Est-ce une question de mentalités, d’héritage ou d’ancrage de la violence de père en fils ? La loi est-elle bien appliquée, sinon inefficace ? Pourquoi se mobilise-t-on contre la violence faite aux femmes de façon saisonnière ? Autant de questions qui restent sans réponses ? Des pays, comme la France, se mobilisent toute l’année contre ce phénomène. Médias, réseaux sociaux, défilés, marches sont autant d’actions qui peuvent venir à bout de ces violences contre les femmes et des filles. Et encore...
Entretien avec Saida El Idrissi, militante féministe
L’ODJ : Que pensez-vous du phénomène de violence à l’égard des femmes dans notre pays ?
S.E.L : Malgré les acquis en matière des droits des femmes et en dépit des mesures prises par les institutions étatiques et les associations de Droits humains et droits des femmes pour lutter contre les violences basées sur le genre, les femmes(F) et les filles continuent de subir différentes formes de violences aussi bien dans l’espace privé que public.
L’ODJ : Qu’en est-il des statistiques ?
S.E.L : D’après les résultats préliminaires de la deuxième enquête nationale sur la prévalence de la violence à l’encontre des femmes de 2019 émanant du Haut -Commissariat au Plan(HCP), la prévalence de la violence faite aux femmes est de 58% en milieu urbain (5,1 millions de F) et de 55% en milieu rural (2,5 millions de F rurales).
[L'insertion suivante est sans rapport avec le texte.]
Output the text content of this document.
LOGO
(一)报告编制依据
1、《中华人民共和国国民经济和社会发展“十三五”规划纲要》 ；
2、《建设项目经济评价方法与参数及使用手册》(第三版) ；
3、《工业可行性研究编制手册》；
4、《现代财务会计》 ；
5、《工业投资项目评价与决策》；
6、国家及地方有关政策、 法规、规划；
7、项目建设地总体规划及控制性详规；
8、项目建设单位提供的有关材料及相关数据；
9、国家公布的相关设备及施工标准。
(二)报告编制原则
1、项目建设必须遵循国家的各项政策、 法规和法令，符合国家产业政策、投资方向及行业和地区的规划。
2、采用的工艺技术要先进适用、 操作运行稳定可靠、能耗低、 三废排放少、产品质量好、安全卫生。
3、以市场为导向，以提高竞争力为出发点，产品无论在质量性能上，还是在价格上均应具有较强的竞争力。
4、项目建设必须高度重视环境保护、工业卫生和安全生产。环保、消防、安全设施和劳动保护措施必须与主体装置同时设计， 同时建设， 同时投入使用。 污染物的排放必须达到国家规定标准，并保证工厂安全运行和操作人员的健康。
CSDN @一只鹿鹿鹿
Le contexte conjugal et familial (y compris la belle famille) demeure le plus marqué par la violence, avec une prévalence de 52% (6,1 millions de F), ce qui constitue une augmentation de 1 point par rapport à 2009. La violence conjugale concerne les moins instruites, les plus jeunes et les plus touchées par le chômage.
L’ODJ : Les femmes violentées ont-elles pris la voie des services de protection et de secours ?
S.E.L : Le paradoxe est que peu de victimes, surtout dans le milieu rural, ont recours aux services des centres d’écoute, de la police, de la gendarmerie et de la justice pour bénéficier d’une protection et faire valoir leurs droits. C’est ce que révèle, également, la même enquête : Seulement 10,5 % des victimes de violences physiques et /ou sexuelles ont déposé une plainte auprès de la police ou d’une autre autorité compétente. Elles sont moins de 8% à le faire en cas de violence conjugale contre 11,3% pour la violence non conjugale.
Le recours des victimes à la société civile suite à la survenue de l’incident de violence ne concerne que 1,3% des F. Il est de 2,5% pour les victimes de la violence conjugale contre 0,3% en cas de violence dans les autres cadres de vie. Aussi, l’Enquête du Ministère de la santé de 2018 a montré que la moitié (50,2%) des victimes ont gardé le silence, 26,7% ont eu recours à un proche, 12.6 % à la police et seulement 0,8% à l’hôpital. Et ce, malgré la mise en place d’unités intégrées de prise en charge des femmes et enfants victimes de violence au niveau des structures hospitalières où l’assistante sociale se charge de l’accueil et de la prise en charge.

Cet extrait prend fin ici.